I’m not saying it’s easy, but because I can feel the quiet, peaceful energy of who I am becoming, I do not identify with the angry feelings for long when they do arise. It still requires faith that there is an end to this, that it will get easier at some point.
As I write this, I am in the thick of it. I am feeling all of these dark, dense energies that have governed my life for so long and I am so, SO ready to release them.
I am ready to feel completely safe and secure in the world and have the freedom to take a walk in the woods and just BE there.
I have spent far too long being consumed with being what my coach once called me as a neurotic over-achiever. I have literally given blood, sweat and tears to others and I have not allowed myself to receive a fraction of what I’ve given.
This is not normal. It is a programmed response and I think there are many others on the planet right now in distress because they are waking up to the concept that this is not working for them either.
Spiritual growth isn’t always the “sunshine and rainbows” that many promise it to be. It is hard, but even in the hard parts, like I’m in right now, I know that each time I make it through one of these hard phases, there is more peace on the other side than I’ve had before.
I have learned that the only way out of my pain is to move through it. While there once was a time, I distanced myself from it, I now lean into it. I force myself to feel it as intensely as I can bear.
Is it scary? Hell yes, it’s scary. But it can be done and because I’ve done it so many times before, it gives me the courage to do it again.
I used to use alcohol, TV or social media to distract myself from feeling it. But at some point, there’s nowhere to hide and either I face it or suffer. I now choose to face it.
One of the things that gets me through it is to imagine in as much detail as possible what peace looks like.

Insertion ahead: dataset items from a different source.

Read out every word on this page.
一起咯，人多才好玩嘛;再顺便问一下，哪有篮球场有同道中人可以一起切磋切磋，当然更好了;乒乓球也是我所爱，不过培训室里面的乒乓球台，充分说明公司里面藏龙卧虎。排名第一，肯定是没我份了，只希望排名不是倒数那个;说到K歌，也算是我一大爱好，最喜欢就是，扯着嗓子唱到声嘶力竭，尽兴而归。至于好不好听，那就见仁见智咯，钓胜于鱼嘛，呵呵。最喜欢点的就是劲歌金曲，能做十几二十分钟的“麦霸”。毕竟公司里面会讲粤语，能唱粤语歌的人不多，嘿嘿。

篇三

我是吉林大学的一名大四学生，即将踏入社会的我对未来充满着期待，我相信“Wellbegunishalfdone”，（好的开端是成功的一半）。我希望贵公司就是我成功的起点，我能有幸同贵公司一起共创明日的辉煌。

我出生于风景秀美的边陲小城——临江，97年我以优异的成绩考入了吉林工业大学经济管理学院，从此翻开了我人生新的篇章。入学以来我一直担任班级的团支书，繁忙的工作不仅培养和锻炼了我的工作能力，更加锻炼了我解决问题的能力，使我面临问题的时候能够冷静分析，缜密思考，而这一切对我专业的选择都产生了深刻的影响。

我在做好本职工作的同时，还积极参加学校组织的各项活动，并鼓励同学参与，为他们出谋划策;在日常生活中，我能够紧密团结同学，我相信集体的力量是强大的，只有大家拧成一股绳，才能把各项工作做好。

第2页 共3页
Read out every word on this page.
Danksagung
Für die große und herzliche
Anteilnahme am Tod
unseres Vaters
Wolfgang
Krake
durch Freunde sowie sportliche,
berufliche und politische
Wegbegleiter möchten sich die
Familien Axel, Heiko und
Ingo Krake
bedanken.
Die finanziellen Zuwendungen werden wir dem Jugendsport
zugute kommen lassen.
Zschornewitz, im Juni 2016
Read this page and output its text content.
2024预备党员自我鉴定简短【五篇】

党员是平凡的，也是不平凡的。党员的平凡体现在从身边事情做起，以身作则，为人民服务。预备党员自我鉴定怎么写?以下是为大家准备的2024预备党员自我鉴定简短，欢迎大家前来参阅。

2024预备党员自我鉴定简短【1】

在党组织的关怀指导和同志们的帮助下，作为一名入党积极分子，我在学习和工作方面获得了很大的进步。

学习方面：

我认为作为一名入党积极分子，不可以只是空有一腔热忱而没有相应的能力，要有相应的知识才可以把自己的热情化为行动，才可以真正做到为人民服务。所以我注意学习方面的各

I imagine myself taking a walk through the woods at a state park near here where I know the path well. I find my big meditation rock and stretch out on it and I allow myself to just BE in that moment. I take a moment to see all the beautiful trees around me. I listen to the sounds of the birds chirping, the insects trilling and the water flowing over the rocks a hundred feet below. I feel the cool wind drying the sweat on my arms from the climb up. I feel at peace within me and completely satisfied in the moment.
This is Peace to me.
What does Peace look, sound and feel like to you?
I know many of you are struggling right now to make sense of the chaos we have in our world and I know how painful many of your lives are because the Universe itself is pushing us to grow out of our comfort zones, so if you haven’t been growing, your comfort zones may be getting smaller.
The only choice we have therefore is to grow.
But know that you are you not alone.
We are all in this together and I am here with you feeling much of the same things you’re feeling and promising you that there is a way through.
Let go of any concept that what you’re feeling has to do with anyone else but yourself. While this may be a difficult thing to let go of at first, you will find that in doing so, you will actually feel relieved. Because you truly can’t control anyone else. The only person you can change…is you.
Decide today to change you, from the inside out.
And if you have a question or need help, contact me at: https://www.apathtopeace.org/contact
Be gentle with yourself.
P.S. I feel it is vitally important to share our struggles as well as our successes because many of us are struggling right now and it is important to know that struggle is part of the journey.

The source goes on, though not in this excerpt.